To address the problem of messy, hand-drawn historical records, the research published in the Astrophysical Journal used a supervised machine learning approach (U-Net) in two main steps. First, the model automatically found the Sun’s disk in each scanned drawing, pinpointing the center, size, and tilt, so every feature could be placed in the correct location on the Sun. Next, it identified and traced plages (butterfly, magnetically active patches on the Sun) across drawings covering nine solar cycles from 1916 to 2007. This is important because plages are a reliable “fingerprint” of the Sun’s magnetism, and extracting them from old archives helps scientists connect today’s space-age measurements with what the Sun was doing decades earlier.  
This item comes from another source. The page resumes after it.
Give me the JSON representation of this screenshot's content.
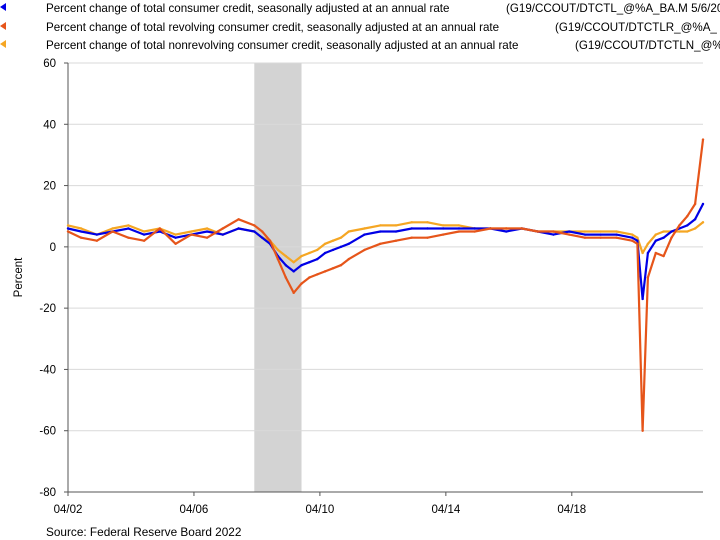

By turning drawings into machine-readable data, the researchers led by Dibya Kirti Mishra were able to track how plage activity shifts over time, creating a ‘butterfly diagram’ that shows the solar cycle. They also found that the plage areas from these drawings match well with those derived from KoSO’s Ca II K full-disk observations, proving that the suncharts can help fill gaps and improve long-term solar data

Long-term, consistent records of the Sun’s magnetic activity are crucial because they let scientists compare how different solar cycles vary in strength and structure, improve reconstructions of how the Sun’s energy output and magnetic influence have changed in the past, and helps society better understand long-term space weather risks that can affect technology on Earth. The study shows that old, uneven historical records can be improved using machine learning to create consistent data over many decades, something traditional methods struggle to do.